産業用ロボット “MELFA FRシリーズ”

2017年6月公開【全3回】
名古屋製作所 宮本昌和

[第2回]製品特長(中)安全機能の強化

2. 3 安全機能の強化

 人とロボットが同じエリアで作業をする人協働作業が求められている。それを実現するためには安全機能を備えたロボットとシステム運用に当たってのリスクアセスメントが必須となる。FRシリーズは、最新の安全規格(EN61800-5-2、IEC60204-1)で定められた安全停止監視(SOS)、安全停止2(SS2)を追加し、安全速度監視(SLS)と安全制限位置監視(SLP)の機能強化も行った。
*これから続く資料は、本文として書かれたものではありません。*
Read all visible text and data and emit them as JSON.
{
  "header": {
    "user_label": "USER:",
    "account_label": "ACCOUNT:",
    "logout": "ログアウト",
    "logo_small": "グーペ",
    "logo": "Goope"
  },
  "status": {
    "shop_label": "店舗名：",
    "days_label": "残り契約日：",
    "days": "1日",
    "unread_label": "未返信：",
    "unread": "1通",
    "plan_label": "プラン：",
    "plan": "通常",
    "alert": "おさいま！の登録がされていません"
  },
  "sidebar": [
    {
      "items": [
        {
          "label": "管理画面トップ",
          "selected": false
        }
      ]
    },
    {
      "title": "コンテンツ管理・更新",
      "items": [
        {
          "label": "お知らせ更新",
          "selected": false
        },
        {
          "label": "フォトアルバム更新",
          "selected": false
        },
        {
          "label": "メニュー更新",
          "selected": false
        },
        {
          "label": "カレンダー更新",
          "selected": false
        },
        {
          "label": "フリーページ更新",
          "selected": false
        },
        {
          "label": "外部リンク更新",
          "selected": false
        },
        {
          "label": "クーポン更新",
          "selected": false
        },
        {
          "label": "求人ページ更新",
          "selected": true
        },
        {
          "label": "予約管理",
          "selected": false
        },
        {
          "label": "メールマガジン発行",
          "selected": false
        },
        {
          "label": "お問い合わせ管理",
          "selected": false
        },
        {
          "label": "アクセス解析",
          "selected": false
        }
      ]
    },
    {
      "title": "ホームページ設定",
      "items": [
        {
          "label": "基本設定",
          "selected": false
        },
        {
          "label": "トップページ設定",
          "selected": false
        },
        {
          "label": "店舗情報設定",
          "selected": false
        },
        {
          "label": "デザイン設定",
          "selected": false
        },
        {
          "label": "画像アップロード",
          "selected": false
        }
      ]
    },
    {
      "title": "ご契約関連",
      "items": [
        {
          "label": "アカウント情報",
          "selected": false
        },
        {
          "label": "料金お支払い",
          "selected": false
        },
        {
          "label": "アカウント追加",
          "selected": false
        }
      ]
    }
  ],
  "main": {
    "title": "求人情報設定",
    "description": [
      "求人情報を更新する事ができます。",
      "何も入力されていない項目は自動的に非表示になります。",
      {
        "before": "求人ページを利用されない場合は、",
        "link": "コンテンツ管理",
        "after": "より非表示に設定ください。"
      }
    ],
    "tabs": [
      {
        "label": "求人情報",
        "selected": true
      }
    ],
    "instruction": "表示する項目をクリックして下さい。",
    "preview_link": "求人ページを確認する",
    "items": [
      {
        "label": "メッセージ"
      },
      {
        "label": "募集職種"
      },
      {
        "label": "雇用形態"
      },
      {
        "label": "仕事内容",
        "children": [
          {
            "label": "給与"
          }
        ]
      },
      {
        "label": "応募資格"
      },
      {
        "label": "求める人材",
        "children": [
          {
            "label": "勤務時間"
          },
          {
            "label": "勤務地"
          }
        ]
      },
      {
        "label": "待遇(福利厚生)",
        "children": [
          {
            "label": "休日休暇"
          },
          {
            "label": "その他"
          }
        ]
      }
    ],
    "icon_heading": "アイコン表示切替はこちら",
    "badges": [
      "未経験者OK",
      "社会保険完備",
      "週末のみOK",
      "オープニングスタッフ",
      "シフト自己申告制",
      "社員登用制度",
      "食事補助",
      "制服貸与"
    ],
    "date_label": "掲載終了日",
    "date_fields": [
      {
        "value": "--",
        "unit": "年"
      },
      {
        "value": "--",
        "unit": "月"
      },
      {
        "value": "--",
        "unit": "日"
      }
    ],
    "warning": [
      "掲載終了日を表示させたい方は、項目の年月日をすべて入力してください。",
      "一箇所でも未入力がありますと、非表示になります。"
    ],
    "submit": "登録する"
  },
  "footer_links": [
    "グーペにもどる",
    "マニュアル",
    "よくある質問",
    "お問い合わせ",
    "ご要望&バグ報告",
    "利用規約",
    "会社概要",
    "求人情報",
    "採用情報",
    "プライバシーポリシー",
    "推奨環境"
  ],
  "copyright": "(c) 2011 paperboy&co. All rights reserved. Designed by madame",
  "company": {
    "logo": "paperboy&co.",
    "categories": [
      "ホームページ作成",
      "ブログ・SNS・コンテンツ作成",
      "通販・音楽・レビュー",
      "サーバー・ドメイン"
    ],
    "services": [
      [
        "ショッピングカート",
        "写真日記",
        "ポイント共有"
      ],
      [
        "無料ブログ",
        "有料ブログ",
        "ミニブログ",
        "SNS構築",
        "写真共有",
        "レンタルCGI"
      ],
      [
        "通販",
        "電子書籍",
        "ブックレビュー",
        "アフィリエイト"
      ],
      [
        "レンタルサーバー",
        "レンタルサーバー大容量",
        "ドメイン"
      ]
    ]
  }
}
前シリーズである“Fシリーズ”(1)との安全機能比較を表1に示す。
 次に、安全速度監視と安全制限位置監視の機能強化内容について述べる。

表1.安全機能比較
表1.安全機能比較

2. 3. 1 安全速度監視の機能強化

(1) 安全速度監視対象の拡張
 ロボットには、手先の速度が遅くとも各関節が速く動作する姿勢が存在し、かつ各関節の動作経路を即座に予見することは困難である。そのため、手先以外の速度を監視する必要があった。
 FRシリーズでは、ロボットアームの手先に加えて自由な位置に4か所まで安全速度監視対象の指定を可能とした。安全速度監視対象の拡張によって、各関節などの予期せぬ高速動作を未然に防ぐことができ、より安全なシステムの構築が可能となる(図4)。

図4.安全速度監視対象の拡張
図4.安全速度監視対象の拡張

(2) XYZ軸方向ごとの安全速度監視
 安全速度監視対象としてロボットアームの手先の合成速度だけしか指定できなかったため、速度を必要としない方向にも最高速を必要とする方向と同じだけ、安全が確保できる距離が必要であった。
 FRシリーズでは、合成速度の速度監視に加え、XYZ軸方向ごとの速度監視を可能とした。これによって、作業者がいる方向だけを監視対象とするといった自由度の高い設定ができるため、より省スペースな設備を構築できる(図5)。

図5.XYZ軸方向ごとの安全速度監視
図5.XYZ軸方向ごとの安全速度監視

2. 3. 2 安全制限位置監視の機能強化

 従来は、自由平面による侵入不可領域の指定だけであったため、ロボットセル内の周辺装置などに対する領域指定ができなかった。
 新たに直方体のユーザー定義領域を侵入不可領域として指定して安全/非安全エリアの区分けがより簡単かつ柔軟に設定できるようにした(図6)。

図6.安全制限位置監視対象の拡張
図6.安全制限位置監視対象の拡張

2. 3. 3 安全ロジック編集機能

 ロボットコントローラ内で安全機能の作動条件(ロジック)を定義する安全信号のロジック編集機能を開発した(図7)。従来は、ロジックを設定するために安全シーケンサが必要であったが、ロボットの安全ロジック編集機能を活用することで、安全シーケンサがなくてもロジックの設定を可能とした。これによって、安全システムの構築・運用が容易になり、システムコストの削減や設計期間の短縮が可能となる。